Operative Korrekturen

Eigenfettgewebetransplantation

Für Patientinnen, die keine fremden Substanzen zur Lippenvergrößerung möchten, ist eine Eigenfettgewebetransplantation (Lipofilling, Lipostructure ) geeignet. Das Fettgewebe wird von ausgewählten Körperstellen mit Hilfe einer Fettabsaugung entfernt, zentrifugiert und aufbereitet. Anschließend kann es mit einer Spritze in die Lippen transplantiert werden.

Vorteil:
Es wird körpereigenes Gewebe verwendet. Dadurch kann es zu keinen allergischen - und zu keinen Fremdkörperreaktionen kommen.
Auch das Transplantieren von größeren Mengen ist möglich.

Nachteil:
Diese Methode ist sehr aufwendig und muß unter Operationssaalbedingungen erfolgen. Ein hoher Volumenverlust kann nach kurzer Zeit erfolgen. Die Modellierbarkeit ist eingeschränkt und es kann selten zum Auftreten von Verhärtungen kommen. Es besteht oft die Notwendigkeit mehrerer Transplantationen.


Gore tex

Gore tex ist ein in der Medizin schon lange benutzter Kunststoff (Polytetrafluorethylen). Dies sind ungiftige Polymere, die für viele Implantate im menschlichen Körper Verwendung finden. Dieses Material wird nicht abgestoßen, es ist elastisch und weich.

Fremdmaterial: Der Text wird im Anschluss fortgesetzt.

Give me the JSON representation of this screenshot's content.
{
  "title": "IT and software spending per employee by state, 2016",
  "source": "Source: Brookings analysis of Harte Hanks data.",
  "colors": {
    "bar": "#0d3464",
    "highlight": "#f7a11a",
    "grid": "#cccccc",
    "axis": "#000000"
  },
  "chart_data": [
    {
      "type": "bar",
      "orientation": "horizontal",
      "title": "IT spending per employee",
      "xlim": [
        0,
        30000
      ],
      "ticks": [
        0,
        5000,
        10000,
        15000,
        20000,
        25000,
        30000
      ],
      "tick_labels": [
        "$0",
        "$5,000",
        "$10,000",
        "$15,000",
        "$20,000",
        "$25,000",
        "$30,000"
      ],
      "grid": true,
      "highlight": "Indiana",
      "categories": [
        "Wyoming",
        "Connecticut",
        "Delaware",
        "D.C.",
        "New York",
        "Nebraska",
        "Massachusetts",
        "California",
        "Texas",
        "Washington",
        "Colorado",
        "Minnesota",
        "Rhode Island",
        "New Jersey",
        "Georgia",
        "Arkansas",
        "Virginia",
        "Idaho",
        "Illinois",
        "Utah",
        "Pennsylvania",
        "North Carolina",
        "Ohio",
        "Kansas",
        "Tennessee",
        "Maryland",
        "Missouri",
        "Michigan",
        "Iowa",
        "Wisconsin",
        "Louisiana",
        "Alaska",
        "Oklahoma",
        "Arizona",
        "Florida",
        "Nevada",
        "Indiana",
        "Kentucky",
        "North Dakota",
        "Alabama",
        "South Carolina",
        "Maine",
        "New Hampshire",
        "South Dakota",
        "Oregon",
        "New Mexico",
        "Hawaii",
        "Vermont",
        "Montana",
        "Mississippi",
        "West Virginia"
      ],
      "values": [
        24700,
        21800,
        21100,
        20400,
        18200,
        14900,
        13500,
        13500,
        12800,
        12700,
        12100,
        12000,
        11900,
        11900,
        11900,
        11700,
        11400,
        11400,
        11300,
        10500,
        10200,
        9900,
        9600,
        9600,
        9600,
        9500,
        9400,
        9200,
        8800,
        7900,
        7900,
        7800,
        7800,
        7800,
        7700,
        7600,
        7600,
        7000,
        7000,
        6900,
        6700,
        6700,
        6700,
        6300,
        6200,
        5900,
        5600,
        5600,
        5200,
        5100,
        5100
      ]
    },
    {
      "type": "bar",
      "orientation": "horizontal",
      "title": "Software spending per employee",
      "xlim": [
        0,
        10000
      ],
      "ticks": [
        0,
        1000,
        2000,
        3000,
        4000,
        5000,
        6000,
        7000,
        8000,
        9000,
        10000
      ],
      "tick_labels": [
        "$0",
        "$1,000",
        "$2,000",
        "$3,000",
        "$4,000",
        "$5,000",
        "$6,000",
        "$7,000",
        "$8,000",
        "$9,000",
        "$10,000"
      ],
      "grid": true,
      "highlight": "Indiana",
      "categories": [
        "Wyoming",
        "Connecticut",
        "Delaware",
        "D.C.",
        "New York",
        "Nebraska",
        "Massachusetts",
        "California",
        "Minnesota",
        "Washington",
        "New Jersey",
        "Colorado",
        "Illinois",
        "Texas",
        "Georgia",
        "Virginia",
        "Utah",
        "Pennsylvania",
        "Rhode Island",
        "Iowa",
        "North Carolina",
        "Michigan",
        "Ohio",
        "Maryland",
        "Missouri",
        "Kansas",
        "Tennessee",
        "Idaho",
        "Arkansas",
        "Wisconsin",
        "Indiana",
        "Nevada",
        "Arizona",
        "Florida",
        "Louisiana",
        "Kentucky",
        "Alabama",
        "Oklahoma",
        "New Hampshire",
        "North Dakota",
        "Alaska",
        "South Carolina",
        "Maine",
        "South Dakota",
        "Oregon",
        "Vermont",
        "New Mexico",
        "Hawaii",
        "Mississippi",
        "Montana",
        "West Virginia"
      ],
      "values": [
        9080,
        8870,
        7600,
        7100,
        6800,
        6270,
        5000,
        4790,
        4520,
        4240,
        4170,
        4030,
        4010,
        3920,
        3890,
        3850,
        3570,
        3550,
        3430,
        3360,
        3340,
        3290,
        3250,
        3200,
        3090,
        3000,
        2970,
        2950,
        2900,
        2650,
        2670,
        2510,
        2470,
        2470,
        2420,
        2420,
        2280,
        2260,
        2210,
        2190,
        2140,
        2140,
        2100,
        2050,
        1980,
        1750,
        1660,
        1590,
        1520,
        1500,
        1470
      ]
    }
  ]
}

Die Gore tex-Fäden werden durch kleinste Schnitte im Mundwinkelbereich eingebracht und an der Lippenrot-Lippenweißgrenze unter die Haut verlagert.
Dadurch ist ausschließlich diese - wenn auch wichtige Region der Lippe- zu konturieren.
Dieses Material wird von mir kaum noch verwendet.

Vorteil:
Ein wesentlicher Vorteil ist in der Dauerhaftigkeit zu sehen, da Gore tex nicht abgebaut wird. Der Eingriff ist in geübten Händen nicht schwierig.

Nachteil:
Der Eingriff ist unter Operationssaalbedingungen auszuführen. Die Lippe ist stark und längeranhaltend geschwollen. Gore tex und vor allem das sich darum entwickelnde Bindegewebe kann durch die Lippenhaut tastbar und in geringem Grad auch fühlbar sein. Das Gewebe um das Gore tex kann hart werden. Es ist keine Modellierung, wie bei Unterspritzungsmaterialen möglich.


Lippenlift

Teilweise auch schon bei jüngeren Menschen kann sich die Distanz zwischen Nase und Lippe vergrößern. Dadurch ist weniger Lippenrot zu sehen und beim Sprechen und Lächeln sind die Zähne nicht sichtbar.

Das jugendlichere Aussehen der Oberlippenregion und das Sichtbar werden von mehr Lippenrot kann, mit einem sogenannten Lift um beide Nasenlöcher herum, korrigiert werden. Zwischen Nasensteg, Nasenlöchern und Nasenflügeln wird ein kleiner Gewebestreifen entfernt. Dadurch verkürzt sich die Distanz zwischen Nase und Oberlippe. Die Oberlippe wird dadurch angehoben und es ist mehr vom Lippenrot sichtbar. Dann sind beim Sprechen wieder 2-3mm von den Schneidezähnen sichtbar, was für einen jugendlichen Mund spricht.

Der kleine Eingriff kann ambulant in örtlicher Betäubung durchgeführt werden.

Wegen der hornförmigen Gewebeentfernung wird dieser Eingriff im englischen auch „Bullhornexzision“ genannt.


Lippenvergrößerung

Bei schmalen Oberlippen kann auch eine Vergrößerung des Lippenrots erreicht werden, indem am Unterrand der Nasenflügel Haut und darunterliegendes Gewebe entfernt wird. Dadurch wird die Oberlippe angehoben, jugendlicher geformt und erscheint voller. Dies bedeutet aber keine echte Volumenzunahme. Um dies zu erreichen, müssen Unterspritzungstechniken zusätzlich zur Anwendung kommen.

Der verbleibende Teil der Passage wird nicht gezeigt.